いつもは起きたら抱きしめられてて、身動きが取れないことが多いのに…どうしたんだろう??

お腹を擦る。
「何処に行ったんでしょうね。」
お腹を蹴飛ばされる感覚がある。今日も元気そうだ。

布団をたたみたかったけど、身重な身体だからやめた。よく重いものを持ってお腹が張ったとか、腰を痛めたとか聞いたことがあったから。
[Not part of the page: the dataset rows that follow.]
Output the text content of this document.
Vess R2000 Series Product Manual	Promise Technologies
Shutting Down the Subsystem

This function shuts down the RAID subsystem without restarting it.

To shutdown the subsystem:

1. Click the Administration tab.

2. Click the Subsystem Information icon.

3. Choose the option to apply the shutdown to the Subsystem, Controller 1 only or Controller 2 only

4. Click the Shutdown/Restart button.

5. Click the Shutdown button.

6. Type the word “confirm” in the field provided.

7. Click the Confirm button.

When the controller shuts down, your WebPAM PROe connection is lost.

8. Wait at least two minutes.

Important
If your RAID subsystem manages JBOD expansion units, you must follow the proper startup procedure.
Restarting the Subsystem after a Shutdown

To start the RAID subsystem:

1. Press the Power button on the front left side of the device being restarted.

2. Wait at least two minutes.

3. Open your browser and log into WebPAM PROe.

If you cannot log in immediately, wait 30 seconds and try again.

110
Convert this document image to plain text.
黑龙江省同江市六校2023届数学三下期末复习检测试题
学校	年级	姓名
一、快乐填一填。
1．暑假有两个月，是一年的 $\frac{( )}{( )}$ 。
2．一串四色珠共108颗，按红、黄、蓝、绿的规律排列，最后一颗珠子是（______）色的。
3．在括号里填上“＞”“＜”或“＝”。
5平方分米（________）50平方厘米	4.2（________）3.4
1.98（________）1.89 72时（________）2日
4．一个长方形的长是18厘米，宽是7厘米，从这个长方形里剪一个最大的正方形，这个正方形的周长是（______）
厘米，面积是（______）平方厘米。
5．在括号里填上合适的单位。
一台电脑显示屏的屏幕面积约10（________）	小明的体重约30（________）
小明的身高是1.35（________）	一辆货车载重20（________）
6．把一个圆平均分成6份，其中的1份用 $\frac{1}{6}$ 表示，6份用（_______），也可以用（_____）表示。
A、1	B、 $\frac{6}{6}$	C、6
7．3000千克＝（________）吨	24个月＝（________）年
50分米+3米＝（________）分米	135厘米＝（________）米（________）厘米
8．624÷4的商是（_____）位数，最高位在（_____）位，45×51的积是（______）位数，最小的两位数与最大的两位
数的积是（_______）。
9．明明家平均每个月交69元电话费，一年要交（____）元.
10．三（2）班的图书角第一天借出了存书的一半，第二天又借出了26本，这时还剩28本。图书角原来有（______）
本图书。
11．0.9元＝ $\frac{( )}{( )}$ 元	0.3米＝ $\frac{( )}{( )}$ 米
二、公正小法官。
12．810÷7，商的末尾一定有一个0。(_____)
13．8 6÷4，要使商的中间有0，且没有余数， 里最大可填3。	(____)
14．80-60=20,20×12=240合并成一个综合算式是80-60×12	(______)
そうだ、せっかくだから、朝風呂も良いかも。ゆっくり温泉を楽しみたいし。
フリードがいないから、足湯とかもできるだろうし、よし、行くか!!

タオルを持って温泉に入りにいく。
脱衣所で座って服を脱ぎ、滑らないように気をつけて入る。ゆっくり入りたいから露天風呂に向かう。
外気に触れるから、のぼせにくいだろう。
「気持ちいい。今日もいい天気になりそうだ。」
ゆっくりと湯船に浸かり、景色を堪能する。

身体が火照りだしたから、湯船の縁に座り足だけ浸ける。誰もいないから、少し足をばたつかせて遊んでみる。
ゆっくりで来て良いんだけど、何故か物足りない。なぜだ??

あぁ、いつも側にいる人がいないからか……
フリード、どうしたんだろう?
気になり出したら止まらない。
探すまではしないけど…とりあえず出るか。

ザバッと音をたてなが、出ようとすると、湯けむりの向こう側に人影が見える。

「ユキ、もう出るのですか?」
「フリード??」
「今さっき帰ってきたのですが、ユキが露天風呂の方にいるようだったので来たのですが。」
「フリードはゆっくり入ったらいいよ。俺は部屋で休んでるから。」
「髪、濡れてませんね。浸かっただけですか?」
「そうだけど。かけ湯をするから、良いかと思って。」
「なら、私が洗ってあげますよ。」
そう言って、ひょいと抱き上げられ、洗い場につれていかれた。
「自分でやるから…」
逃げようとするも、却下された。
「お腹がつっかえて洗いにくいのでしよ。私がしますよ。」
そう言って、マッサージも兼ねて髪を洗われた。そのまま身体も洗われる。
滑らかな肌だからと素手にソープをつけて洗われるから恥ずかしすぎる。

やっぱり一人で入る方が良いと思ってしまった。